Many cognitive studies have demonstrated forcefully the well-known fact that human cognition is primarily visual, not numerical. Despite this fact, the most common basis for presenting and analyzing quantitative research in financial engineering is still numerical, e.g., spreadsheets and tables. Some have argued that visualization is less important for financial applications because of the high dimensionality of the problems or because they are strongly based in accounting structures in which spreadsheets are the more natural paradigm. These arguments have been refuted dramatically in other highly quantitative disciplines such as fluid dynamics, electrical engineering, mechanical engineering, molecular biology, and meteorology, in which visualization has come to play a central role in both basic research and industry applications.
Recent
advances in visualization techniques---both theoretical (new projective
geometries) and practical (faster rendering and real-time animation
capabilities)---are generating new research findings every day. One
of the recent projects focused on visualizing raw trade data using the TAQ
dataset with the goal of creating more efficient trading interface.
P. Roberts' Master's Thesis, "Information Visualization for Stock Market Ticks: Toward a New Trading Interface" presents the hypothesis that information visualization of tick data can improve human performance for intraday equity trading.
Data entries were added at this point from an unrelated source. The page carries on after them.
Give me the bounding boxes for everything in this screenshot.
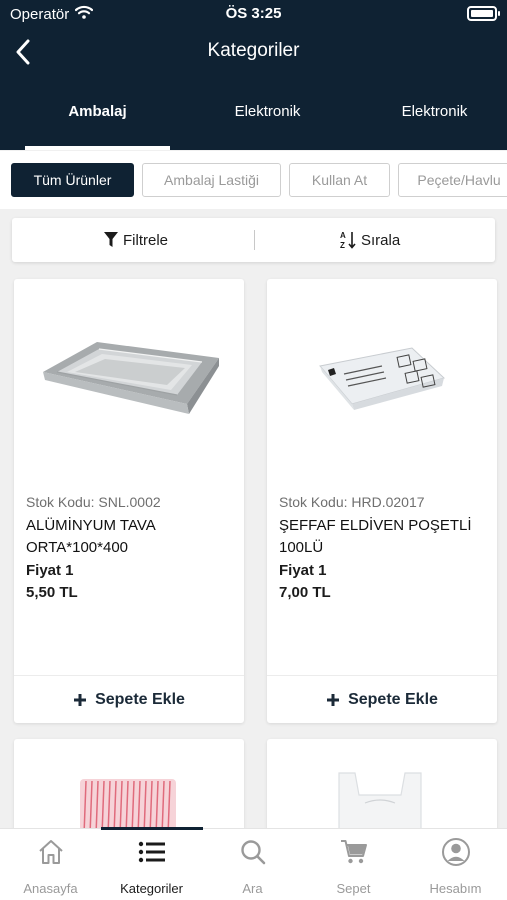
tab-label: Kategoriler (120, 881, 183, 896)
price-label: Fiyat 1 (279, 562, 327, 579)
product-name: ALÜMİNYUM TAVA ORTA*100*400 (26, 517, 155, 556)
product-image-glove-pack (267, 279, 497, 479)
tab-label: Sepet (336, 881, 371, 896)
status-bar: Operatör ÖS 3:25 (0, 0, 507, 28)
app-header: Operatör ÖS 3:25 Kategoriler Ambalaj Ele… (0, 0, 507, 150)
tab-kategoriler[interactable]: Kategoriler (101, 829, 202, 900)
product-name: ŞEFFAF ELDİVEN POŞETLİ 100LÜ (279, 517, 472, 556)
filter-button[interactable]: Filtrele (104, 218, 168, 262)
chip-tum-urunler[interactable]: Tüm Ürünler (11, 163, 134, 197)
home-icon (36, 837, 66, 867)
add-to-cart-button[interactable]: Sepete Ekle (14, 676, 244, 723)
filter-sort-bar: Filtrele A Z Sırala (12, 218, 495, 262)
product-stock-code: Stok Kodu: SNL.0002 (26, 494, 161, 510)
add-to-cart-button[interactable]: Sepete Ekle (267, 676, 497, 723)
tab-label: Anasayfa (23, 881, 78, 896)
page-title: Kategoriler (207, 40, 300, 61)
tab-elektronik[interactable]: Elektronik (195, 90, 340, 150)
product-card[interactable]: Stok Kodu: HRD.02017 ŞEFFAF ELDİVEN POŞE… (267, 279, 497, 723)
filter-label: Filtrele (123, 231, 169, 249)
tab-elektronik-2[interactable]: Elektronik (362, 90, 507, 150)
product-stock-code: Stok Kodu: HRD.02017 (279, 494, 425, 510)
tab-label: Hesabım (429, 881, 482, 896)
product-image-aluminum-tray (14, 279, 244, 479)
sort-label: Sırala (361, 231, 401, 249)
chip-kullan-at[interactable]: Kullan At (289, 163, 390, 197)
product-price: 7,00 TL (279, 584, 331, 601)
battery-icon (467, 6, 500, 21)
tab-ambalaj[interactable]: Ambalaj (25, 90, 170, 150)
plus-icon (327, 693, 340, 706)
tab-label: Ara (242, 881, 263, 896)
price-label: Fiyat 1 (26, 562, 74, 579)
subcategory-chips: Tüm Ürünler Ambalaj Lastiği Kullan At Pe… (0, 151, 507, 209)
category-tabs: Ambalaj Elektronik Elektronik (0, 90, 507, 150)
filter-icon (104, 232, 118, 247)
sort-button[interactable]: A Z Sırala (340, 218, 400, 262)
filter-divider (254, 230, 255, 250)
plus-icon (74, 693, 87, 706)
tab-sepet[interactable]: Sepet (303, 829, 404, 900)
cart-icon (339, 837, 369, 867)
nav-bar: Kategoriler (0, 30, 507, 74)
search-icon (238, 837, 268, 867)
chip-pecete-havlu[interactable]: Peçete/Havlu (398, 163, 507, 197)
list-icon (137, 837, 167, 867)
status-time: ÖS 3:25 (225, 5, 282, 22)
tab-ara[interactable]: Ara (202, 829, 303, 900)
svg-text:A: A (340, 231, 346, 240)
tab-anasayfa[interactable]: Anasayfa (0, 829, 101, 900)
account-icon (441, 837, 471, 867)
product-card[interactable]: Stok Kodu: SNL.0002 ALÜMİNYUM TAVA ORTA*… (14, 279, 244, 723)
chip-ambalaj-lastigi[interactable]: Ambalaj Lastiği (142, 163, 281, 197)
bottom-tab-bar: Anasayfa Kategoriler Ara Sepet Hesabım (0, 827, 507, 900)
add-to-cart-label: Sepete Ekle (348, 690, 438, 708)
sort-icon: A Z (340, 231, 356, 249)
product-price: 5,50 TL (26, 584, 78, 601)
svg-text:Z: Z (340, 241, 345, 249)
add-to-cart-label: Sepete Ekle (95, 690, 185, 708)
tab-hesabim[interactable]: Hesabım (405, 829, 506, 900)
active-tab-indicator (25, 146, 170, 150)
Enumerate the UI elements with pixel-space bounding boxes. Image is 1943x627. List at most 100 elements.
To consider the hypothesis, the act of equity trading is broken into functional tasks, and the tasks mapped to information requirements. Using the TAQ historical dataset, the research evaluates new 2D and 3D information designs for tick data, and creates a visual language for equity trading.
The functional tasks and information designs are implemented in a visualization
application, which provides an almost purely graphical trading interface
to historical ticks. The user experience, trading performance, and analytical
insight from this application are evaluated versus numeric methods. Based
upon this experiment, the research explores the usability, potential issues
and future directions of trading and tick visualization in general.
In addition to the refinement of current applications developed at the LFE, we hope to develop new applications in the areas of portfolio optimization with liquidity constraints, risk management, and trading technology.